MOSCOW — Relations between the U.S. and Russia are at a “low point” and need to be improved, Secretary of State Rex Tillerson said Wednesday during a joint news conference with Russian Foreign Minister Sergey Lavrov.

Tillerson met with Russian President Vladimir Putin for two hours at the Kremlin, describing it as “productive.”

“I expressed the view that the current state of U.S.-Russia relations is at a low point and there is a low level of trust between our countries,” Tillerson said. “The world’s two foremost nuclear powers cannot have this kind of relationship,” Tillerson said.

The meeting took place along with Lavrov and came after Lavrov issued Tillerson a warning against any further U.S. strikes on the Syrian regime. Russia is Syria’s most powerful ally.

The two top diplomats had sat down together earlier in the day to work through the fallout of last week’s chemical attack in northwestern Syria, which plunged the old Cold War enemies to a new low.

Moscow and Washington have traded barbs over last week’s chemical attack, which killed 89 people, and prompted the US to carry out its first strike against the Syrian regime in the six-year conflict, taking out aircraft and infrastructure at a Syrian military air base.

Putin said in an interview with state-run MIR television earlier Wednesday that relations with the U.S. had deteriorated.

“The working level of confidence in Russian-American relations, especially at the military level, under the administration of Donald Trump, has not improved, but rather worsened,” he said.

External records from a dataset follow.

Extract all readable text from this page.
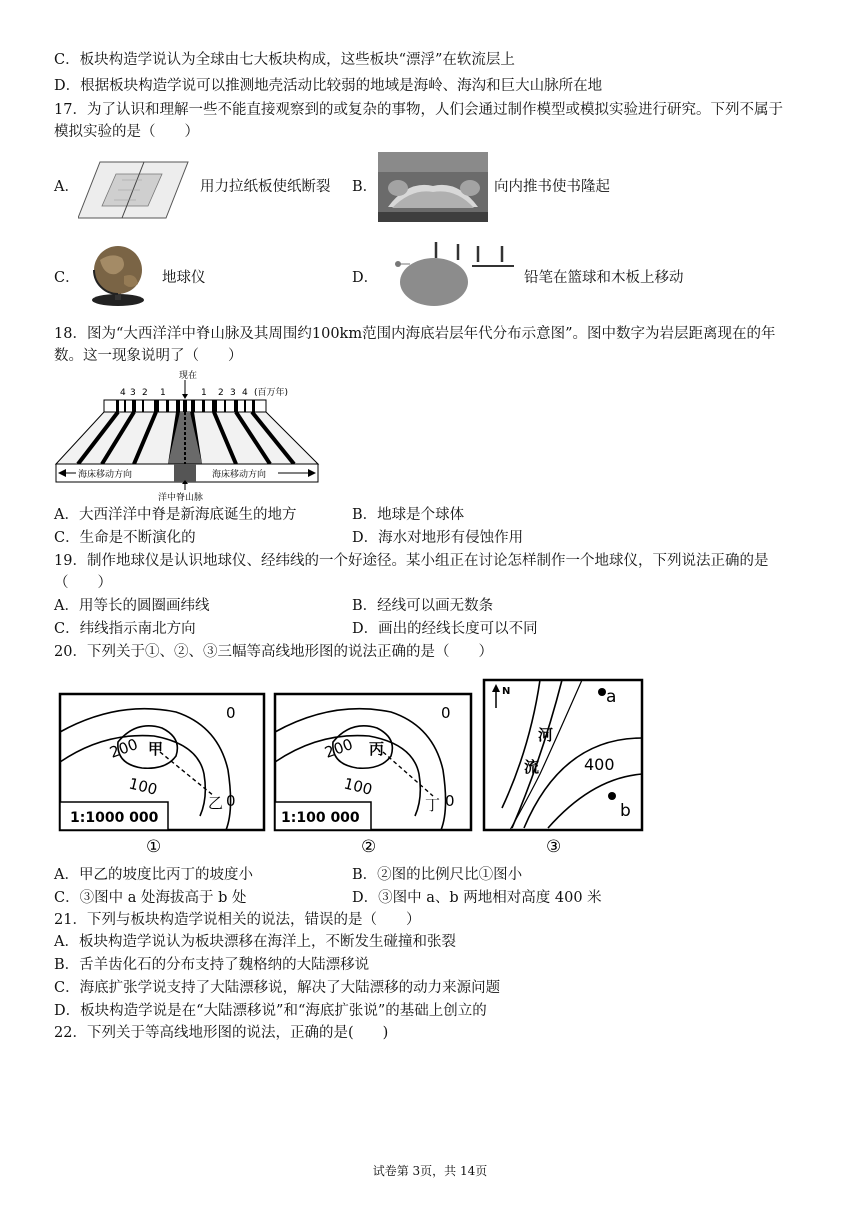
C．板块构造学说认为全球由七大板块构成，这些板块“漂浮”在软流层上
D．根据板块构造学说可以推测地壳活动比较弱的地域是海岭、海沟和巨大山脉所在地
17．为了认识和理解一些不能直接观察到的或复杂的事物，人们会通过制作模型或模拟实验进行研究。下列不属于
模拟实验的是（　　）
A．	用力拉纸板使纸断裂 B．	向内推书使书隆起
C．	地球仪	D．	铅笔在篮球和木板上移动
18．图为“大西洋洋中脊山脉及其周围约100km范围内海底岩层年代分布示意图”。图中数字为岩层距离现在的年
数。这一现象说明了（　　）
现在
4 3 2 1	1 2 3 4 (百万年)
海床移动方向	海床移动方向
洋中脊山脉
A．大西洋洋中脊是新海底诞生的地方	B．地球是个球体
C．生命是不断演化的	D．海水对地形有侵蚀作用
19．制作地球仪是认识地球仪、经纬线的一个好途径。某小组正在讨论怎样制作一个地球仪，下列说法正确的是
（　　）
A．用等长的圆圈画纬线	B．经线可以画无数条
C．纬线指示南北方向	D．画出的经线长度可以不同
20．下列关于①、②、③三幅等高线地形图的说法正确的是（　　）
0
200
100
甲
乙 0
1:1000 000
①
0
200
100
丙
丁 0
1:100 000
②
N	a
b
河
流	400
③
A．甲乙的坡度比丙丁的坡度小	B．②图的比例尺比①图小
C．③图中 a 处海拔高于 b 处	D．③图中 a、b 两地相对高度 400 米
21．下列与板块构造学说相关的说法，错误的是（　　）
A．板块构造学说认为板块漂移在海洋上，不断发生碰撞和张裂
B．舌羊齿化石的分布支持了魏格纳的大陆漂移说
C．海底扩张学说支持了大陆漂移说，解决了大陆漂移的动力来源问题
D．板块构造学说是在“大陆漂移说”和“海底扩张说”的基础上创立的
22．下列关于等高线地形图的说法，正确的是(　　)
试卷第 3页，共 14页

Lavrov gave Tillerson an icy welcome, diving straight into Moscow’s grievances with Washington in what would usually be warm welcoming remarks.

Russia “saw some very troubling actions regarding the attack on Syria,” he said, according to an official Russian interpreter.

“We believe it is fundamentally important not to let these actions happen again,” he said.

The White House on Tuesday accused Russia and Syria of carrying out a confusion campaign over who was responsible for the chemical attack.

Putin has made comparisons between the U.S. response and its 2003 intervention in Iraq, calling it a “tedious” story.